TEC helps the University manage the financial and operational risks associated with volatile energy markets.  Keele benefits from expert market monitoring and forward‑purchasing, ensuring that electricity and gas are bought at competitive prices even during periods of wider market instability. More recently, TEC’s proactive response to the US-Iran crisis has highlighted the benefits of TEC’s forward buying strategy. 

TEC’s regular reporting enables Keele to plan effectively and align energy purchasing with its broader decarbonisation work. This financial stability is essential as the University transitions to greater on‑site renewable generation and relies more heavily on smart systems like SEND to minimise carbon emissions. This enables Keele to focus investment and operational effort on expanding low‑carbon infrastructure.  

 

How does Keele’s approach to carbon reduction support University research? 

The SEND platforms are core research assets for the University, providing academics, students, and industry partners with access to real‑time data, a private energy network, and a living‑lab environment where new ideas can be tested at campus scale. Because SEND integrates data from the Low Carbon Energy Generation Park, building meters, substations, grid carbon intensity and weather feeds, researchers can analyse how renewable energy behaves in real‑world conditions and model new approaches to forecasting, optimisation, and carbon‑aware control.  

The Low Carbon Energy Generation Park itself is a useful research asset, with a standout example being Biogain, a long‑term research project based at the solar farm that is monitoring biodiversity over the full lifespan of the site.  By comparing areas under the panels, between the rows, and in control zones, the project is building a uniquely comprehensive dataset that will inform future solar‑farm design and management. 

 

How are the learnings from your energy management system used to inform national and international energy policy? 

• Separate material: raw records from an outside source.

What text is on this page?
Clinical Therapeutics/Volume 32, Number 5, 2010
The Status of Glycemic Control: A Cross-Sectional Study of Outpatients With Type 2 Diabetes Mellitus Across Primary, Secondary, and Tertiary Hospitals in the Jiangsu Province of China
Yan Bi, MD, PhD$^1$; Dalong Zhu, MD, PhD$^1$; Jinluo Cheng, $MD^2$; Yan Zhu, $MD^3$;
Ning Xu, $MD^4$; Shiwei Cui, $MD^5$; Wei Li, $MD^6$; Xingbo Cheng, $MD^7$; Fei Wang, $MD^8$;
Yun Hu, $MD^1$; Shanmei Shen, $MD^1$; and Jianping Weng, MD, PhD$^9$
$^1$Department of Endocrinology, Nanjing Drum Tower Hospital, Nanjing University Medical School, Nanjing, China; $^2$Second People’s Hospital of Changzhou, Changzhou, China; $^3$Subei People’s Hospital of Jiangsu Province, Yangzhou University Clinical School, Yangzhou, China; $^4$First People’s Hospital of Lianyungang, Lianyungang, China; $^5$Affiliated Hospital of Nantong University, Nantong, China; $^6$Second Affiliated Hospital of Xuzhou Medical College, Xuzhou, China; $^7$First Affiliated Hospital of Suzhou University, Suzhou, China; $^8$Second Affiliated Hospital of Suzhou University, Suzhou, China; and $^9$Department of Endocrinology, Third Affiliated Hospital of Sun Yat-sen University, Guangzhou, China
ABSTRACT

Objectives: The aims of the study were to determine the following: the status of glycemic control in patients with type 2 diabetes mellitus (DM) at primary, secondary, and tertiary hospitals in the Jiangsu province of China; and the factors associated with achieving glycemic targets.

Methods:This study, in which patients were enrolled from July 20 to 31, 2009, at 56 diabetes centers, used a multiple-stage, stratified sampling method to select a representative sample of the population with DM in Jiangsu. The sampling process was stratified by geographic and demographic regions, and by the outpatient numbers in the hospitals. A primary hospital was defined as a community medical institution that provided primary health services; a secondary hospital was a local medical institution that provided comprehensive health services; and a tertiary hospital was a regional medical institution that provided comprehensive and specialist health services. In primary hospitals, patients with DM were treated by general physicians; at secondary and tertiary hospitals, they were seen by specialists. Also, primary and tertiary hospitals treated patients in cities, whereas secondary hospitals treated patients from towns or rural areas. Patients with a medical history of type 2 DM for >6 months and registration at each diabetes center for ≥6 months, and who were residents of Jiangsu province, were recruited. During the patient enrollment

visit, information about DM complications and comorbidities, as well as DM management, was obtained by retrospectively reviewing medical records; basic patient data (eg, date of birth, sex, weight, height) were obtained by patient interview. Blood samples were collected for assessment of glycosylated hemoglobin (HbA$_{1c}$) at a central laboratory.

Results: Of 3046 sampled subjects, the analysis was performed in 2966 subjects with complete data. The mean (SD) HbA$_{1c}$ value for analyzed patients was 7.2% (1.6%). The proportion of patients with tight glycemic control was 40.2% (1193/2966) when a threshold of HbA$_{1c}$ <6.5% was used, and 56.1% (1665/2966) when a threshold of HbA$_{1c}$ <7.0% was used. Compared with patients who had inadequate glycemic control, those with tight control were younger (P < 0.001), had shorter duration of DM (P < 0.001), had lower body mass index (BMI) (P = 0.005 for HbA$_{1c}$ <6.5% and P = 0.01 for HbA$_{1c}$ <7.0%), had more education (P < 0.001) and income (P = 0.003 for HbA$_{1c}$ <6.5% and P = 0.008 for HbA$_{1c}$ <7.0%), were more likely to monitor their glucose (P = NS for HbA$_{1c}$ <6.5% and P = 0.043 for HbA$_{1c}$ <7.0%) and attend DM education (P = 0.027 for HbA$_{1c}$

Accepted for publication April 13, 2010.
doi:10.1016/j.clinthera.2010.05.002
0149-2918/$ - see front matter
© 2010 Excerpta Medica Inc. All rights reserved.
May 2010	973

SEND provides real‑world evidence on how distributed renewables, storage, smart controls, and demand‑response can be integrated across electricity, heat, transport, and gas networks. Because of this unique capability, Keele has become a destination for national and international policymakers, research leaders, energy companies, and government departments seeking practical insights into the future of low‑carbon energy systems.  Projects such as HyDeploy, the UK’s first trial of hydrogen blending in a live gas network, have fed directly into national conversations on future low‑carbon heating pathways and regulatory frameworks.  

 

What advice would you give to other institutions looking at developing energy generation centres? 

My advice is to approach any initiative as both an engineering project and a long‑term strategic investment. Embed academic involvement from the very beginning to ensure research, teaching, and operational needs are fully aligned. 

  

Start by developing a deep understanding of your existing energy estate, such as  how your buildings use energy, where the major loads sit, and how your networks  are configured. This foundation is essential for designing an energy system that is  resilient, efficient, and optimised for your specific context.  

 

Second, prioritise open, interoperable systems. Choosing technologies and  platforms that use open protocols will ensure your data can be shared, integrated,  and used effectively across different systems, research platforms, and operational  tools. The system will also be more robust and easier to repair if a particular  product is discontinued.